About eight years ago, I wrote a paper for CUED (now the International Economic Development Council) entitled “Methods for Generating Useful Databases when Industry Codes Fail.” The gist of the paper was that most industry and market data is available based upon NAICS industry classifications or some similar proxy. Forecasted and estimated employment, occupations, wages, gross national/regional product, even revenue, productivity, regional specialization and many other indicators can be derived from federal or commercial sources using NAICS definitions for the market or industry you are interested in.

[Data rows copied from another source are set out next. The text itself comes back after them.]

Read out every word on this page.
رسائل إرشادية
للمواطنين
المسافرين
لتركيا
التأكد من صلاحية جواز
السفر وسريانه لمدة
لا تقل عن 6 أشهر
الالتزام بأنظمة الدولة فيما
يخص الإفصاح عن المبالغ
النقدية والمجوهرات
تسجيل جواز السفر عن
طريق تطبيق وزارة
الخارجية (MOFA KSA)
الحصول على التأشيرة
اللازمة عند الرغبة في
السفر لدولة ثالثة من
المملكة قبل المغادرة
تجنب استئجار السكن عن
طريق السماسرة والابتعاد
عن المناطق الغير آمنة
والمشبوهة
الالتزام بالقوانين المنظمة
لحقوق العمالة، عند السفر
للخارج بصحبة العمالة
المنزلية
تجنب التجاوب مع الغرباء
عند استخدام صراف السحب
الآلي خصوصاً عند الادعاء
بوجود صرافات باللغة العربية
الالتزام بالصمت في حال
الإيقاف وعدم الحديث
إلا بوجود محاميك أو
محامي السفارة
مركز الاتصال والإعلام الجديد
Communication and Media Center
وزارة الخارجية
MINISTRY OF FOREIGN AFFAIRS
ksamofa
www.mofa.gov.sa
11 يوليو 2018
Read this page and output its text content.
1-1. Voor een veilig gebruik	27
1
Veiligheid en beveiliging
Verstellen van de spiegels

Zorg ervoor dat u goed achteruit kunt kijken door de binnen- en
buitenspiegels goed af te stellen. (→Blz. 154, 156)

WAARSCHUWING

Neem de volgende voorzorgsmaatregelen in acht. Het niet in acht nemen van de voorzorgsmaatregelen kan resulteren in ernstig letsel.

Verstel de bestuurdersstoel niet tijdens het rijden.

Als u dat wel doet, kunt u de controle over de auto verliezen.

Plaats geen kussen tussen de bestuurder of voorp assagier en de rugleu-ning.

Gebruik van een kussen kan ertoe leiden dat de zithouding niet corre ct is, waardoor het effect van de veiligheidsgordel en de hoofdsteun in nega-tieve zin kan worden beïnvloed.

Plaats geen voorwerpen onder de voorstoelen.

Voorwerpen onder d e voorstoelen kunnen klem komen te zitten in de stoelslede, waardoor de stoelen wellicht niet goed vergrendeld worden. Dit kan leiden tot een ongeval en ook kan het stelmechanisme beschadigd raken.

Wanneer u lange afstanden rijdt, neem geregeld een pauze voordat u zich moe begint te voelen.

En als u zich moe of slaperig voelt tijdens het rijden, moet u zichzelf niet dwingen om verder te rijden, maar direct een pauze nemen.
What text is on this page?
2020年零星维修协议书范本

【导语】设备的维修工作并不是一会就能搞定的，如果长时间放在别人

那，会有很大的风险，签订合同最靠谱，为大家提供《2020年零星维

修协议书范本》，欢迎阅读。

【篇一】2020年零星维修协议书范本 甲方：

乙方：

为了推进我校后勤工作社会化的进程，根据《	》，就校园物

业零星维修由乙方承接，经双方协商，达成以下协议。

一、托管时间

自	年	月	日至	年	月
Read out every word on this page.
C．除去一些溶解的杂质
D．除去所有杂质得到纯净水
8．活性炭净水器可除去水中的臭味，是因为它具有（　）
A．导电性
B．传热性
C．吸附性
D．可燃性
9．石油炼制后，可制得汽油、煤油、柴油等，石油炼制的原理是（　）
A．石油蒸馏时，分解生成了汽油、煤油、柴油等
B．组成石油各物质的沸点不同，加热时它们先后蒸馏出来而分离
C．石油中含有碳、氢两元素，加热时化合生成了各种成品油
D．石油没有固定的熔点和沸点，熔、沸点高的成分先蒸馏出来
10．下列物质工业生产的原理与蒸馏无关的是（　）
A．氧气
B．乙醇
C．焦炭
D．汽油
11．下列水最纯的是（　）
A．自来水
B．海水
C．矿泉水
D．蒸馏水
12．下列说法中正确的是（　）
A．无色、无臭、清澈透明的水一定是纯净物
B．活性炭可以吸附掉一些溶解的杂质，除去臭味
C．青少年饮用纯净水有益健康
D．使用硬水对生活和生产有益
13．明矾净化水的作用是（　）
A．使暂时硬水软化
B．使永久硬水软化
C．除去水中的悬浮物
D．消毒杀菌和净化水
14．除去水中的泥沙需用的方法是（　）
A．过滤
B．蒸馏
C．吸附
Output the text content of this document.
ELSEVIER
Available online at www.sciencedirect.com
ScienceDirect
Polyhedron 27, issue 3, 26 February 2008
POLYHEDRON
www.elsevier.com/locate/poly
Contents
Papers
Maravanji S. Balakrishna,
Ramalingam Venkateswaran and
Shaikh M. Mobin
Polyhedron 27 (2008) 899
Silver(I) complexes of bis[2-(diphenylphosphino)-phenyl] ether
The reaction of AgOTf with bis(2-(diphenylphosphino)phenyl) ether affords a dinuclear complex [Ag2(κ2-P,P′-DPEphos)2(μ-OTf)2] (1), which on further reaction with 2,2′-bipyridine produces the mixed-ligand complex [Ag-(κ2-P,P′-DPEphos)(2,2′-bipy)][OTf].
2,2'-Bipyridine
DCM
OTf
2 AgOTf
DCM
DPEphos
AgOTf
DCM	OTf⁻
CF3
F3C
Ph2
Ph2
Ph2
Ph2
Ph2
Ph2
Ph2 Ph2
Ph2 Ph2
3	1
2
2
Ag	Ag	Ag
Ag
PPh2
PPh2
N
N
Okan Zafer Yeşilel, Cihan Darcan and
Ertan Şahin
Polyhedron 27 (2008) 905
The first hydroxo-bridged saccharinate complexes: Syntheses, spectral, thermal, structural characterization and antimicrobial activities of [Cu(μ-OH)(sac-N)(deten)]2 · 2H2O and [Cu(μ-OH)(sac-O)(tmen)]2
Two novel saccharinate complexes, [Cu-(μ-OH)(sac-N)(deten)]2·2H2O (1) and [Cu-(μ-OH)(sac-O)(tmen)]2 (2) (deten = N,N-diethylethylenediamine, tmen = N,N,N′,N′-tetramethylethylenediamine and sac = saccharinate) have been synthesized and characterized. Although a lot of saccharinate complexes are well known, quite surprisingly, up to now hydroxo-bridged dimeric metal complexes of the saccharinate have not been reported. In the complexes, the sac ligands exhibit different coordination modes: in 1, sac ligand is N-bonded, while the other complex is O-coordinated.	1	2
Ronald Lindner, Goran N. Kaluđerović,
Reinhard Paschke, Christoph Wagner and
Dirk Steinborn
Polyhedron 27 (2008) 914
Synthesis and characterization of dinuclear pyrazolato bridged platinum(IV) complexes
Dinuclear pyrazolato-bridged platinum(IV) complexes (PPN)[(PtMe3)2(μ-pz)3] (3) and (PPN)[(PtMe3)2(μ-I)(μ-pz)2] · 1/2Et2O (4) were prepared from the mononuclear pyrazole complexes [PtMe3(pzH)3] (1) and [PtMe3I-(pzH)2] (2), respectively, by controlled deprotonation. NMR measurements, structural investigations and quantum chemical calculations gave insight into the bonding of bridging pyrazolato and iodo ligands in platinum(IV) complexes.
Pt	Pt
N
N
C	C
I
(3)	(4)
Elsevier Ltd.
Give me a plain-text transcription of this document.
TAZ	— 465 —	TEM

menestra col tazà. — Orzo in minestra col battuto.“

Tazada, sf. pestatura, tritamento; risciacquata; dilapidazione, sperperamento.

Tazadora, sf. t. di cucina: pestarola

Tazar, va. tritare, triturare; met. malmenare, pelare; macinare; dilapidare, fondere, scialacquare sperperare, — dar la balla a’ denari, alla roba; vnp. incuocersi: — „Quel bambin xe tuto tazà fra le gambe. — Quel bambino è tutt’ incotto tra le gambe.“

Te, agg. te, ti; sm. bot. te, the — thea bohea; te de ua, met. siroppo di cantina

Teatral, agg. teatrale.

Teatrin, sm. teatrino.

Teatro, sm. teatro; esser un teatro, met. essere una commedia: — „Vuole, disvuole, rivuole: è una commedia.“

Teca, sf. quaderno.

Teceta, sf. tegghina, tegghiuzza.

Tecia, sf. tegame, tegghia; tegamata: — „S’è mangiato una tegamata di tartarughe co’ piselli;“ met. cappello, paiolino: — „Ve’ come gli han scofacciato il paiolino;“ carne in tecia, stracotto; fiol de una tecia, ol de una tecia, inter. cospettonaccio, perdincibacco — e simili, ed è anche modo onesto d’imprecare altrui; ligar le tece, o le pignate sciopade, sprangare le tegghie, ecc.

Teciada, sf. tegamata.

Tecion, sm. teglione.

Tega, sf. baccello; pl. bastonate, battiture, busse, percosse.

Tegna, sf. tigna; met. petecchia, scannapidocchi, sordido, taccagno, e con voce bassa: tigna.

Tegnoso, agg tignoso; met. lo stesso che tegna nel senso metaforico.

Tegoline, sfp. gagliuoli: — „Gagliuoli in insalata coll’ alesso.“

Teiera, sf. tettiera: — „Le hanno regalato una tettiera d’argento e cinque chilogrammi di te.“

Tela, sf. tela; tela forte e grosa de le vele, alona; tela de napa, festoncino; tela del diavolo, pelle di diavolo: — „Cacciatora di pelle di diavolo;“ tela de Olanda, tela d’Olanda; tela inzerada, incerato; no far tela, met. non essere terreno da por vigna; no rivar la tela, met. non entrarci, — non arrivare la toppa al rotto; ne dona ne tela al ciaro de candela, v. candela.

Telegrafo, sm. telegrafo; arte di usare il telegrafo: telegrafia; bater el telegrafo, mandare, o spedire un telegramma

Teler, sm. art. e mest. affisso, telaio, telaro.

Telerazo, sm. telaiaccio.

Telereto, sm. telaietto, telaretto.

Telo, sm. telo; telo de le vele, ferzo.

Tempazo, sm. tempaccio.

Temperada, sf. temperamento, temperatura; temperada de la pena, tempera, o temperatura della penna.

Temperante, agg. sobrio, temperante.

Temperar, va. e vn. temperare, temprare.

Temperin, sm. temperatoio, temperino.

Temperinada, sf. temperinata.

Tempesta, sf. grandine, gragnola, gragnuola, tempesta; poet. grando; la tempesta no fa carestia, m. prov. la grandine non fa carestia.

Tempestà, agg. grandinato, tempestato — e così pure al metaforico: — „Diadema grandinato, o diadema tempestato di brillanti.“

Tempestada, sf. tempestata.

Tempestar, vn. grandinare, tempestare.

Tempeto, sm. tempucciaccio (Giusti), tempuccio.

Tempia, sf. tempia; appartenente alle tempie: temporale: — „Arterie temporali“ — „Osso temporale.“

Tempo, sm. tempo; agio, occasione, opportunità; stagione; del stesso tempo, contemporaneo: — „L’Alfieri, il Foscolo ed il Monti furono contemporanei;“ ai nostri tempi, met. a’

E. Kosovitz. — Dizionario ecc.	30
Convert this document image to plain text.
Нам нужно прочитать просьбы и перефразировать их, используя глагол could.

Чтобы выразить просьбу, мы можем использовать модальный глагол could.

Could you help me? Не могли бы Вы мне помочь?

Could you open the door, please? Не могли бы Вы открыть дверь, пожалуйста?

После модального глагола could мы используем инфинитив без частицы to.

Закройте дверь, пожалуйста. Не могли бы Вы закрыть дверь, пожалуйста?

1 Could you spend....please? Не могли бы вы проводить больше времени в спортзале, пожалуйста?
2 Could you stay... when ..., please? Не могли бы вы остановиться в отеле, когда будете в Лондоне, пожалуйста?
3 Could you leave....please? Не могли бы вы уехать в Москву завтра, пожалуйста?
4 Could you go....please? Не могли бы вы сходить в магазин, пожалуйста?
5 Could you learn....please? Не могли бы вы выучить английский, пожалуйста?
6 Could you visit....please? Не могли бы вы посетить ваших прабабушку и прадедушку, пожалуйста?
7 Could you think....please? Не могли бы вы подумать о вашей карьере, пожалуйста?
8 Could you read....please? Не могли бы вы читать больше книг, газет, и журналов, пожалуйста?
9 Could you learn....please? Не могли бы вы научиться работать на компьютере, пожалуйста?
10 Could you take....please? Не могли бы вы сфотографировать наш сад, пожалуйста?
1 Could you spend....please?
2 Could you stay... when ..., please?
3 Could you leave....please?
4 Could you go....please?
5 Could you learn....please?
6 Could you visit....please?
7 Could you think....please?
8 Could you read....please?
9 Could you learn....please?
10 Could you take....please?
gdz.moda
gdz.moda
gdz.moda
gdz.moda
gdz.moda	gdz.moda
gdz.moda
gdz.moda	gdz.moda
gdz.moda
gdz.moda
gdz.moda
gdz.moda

However, Kurzweil’s Law of Accelerating Returns states that we are reshaping technologies, redifining and obsoleting industries, and inventing whole new markets at an exponential rate - but the NAICS system is only updated through a linear, periodic, regulatory process that guarantees that it is inevitably and increasingly inappropriate for cutting-edge, research and innovation-based, or technology- and knowledge-oriented industries.

The result is that researchers try to generate useful statistics on industries like biotech, agritech, biofuels, modeling and simulation, photonics, digital media, nanotechnology or nanomaterials using NAICS that is comparable to what they can learn about more traditional industries (I have been asked to research each of these industries recently). As long as nobody looks “under the hood”, statistics get published that are wildly inconsistent across geographies or researchers and nobody is the wiser.
The Wrong Way

The worst method I’ve seen for tackling this problem is blind aggregation. A novel “industry cluster” is defined by adding together all the NAICS that the targeted technology companies might be included in. The result is a bloated estimate that only vaguely resembles the target industry. For example, I had access to the research behind a study on digital media performed by one of the big 4 accounting firms, which simply rolled up all the public relations, advertising, newspaper and magazine, film and television, arts and entertainment related NAICS together. While these sectors are all potential users and creators of digital media, it was a big stretch (especially five years ago when the report was authored) to claim they were all digital media companies. This was validated when many of these companies were contacted for follow-on research and collaboration. This definitional methodology is probably the most innaccurate, but I suspect it may be the most prevalent because it’s the easiest solution for analysts.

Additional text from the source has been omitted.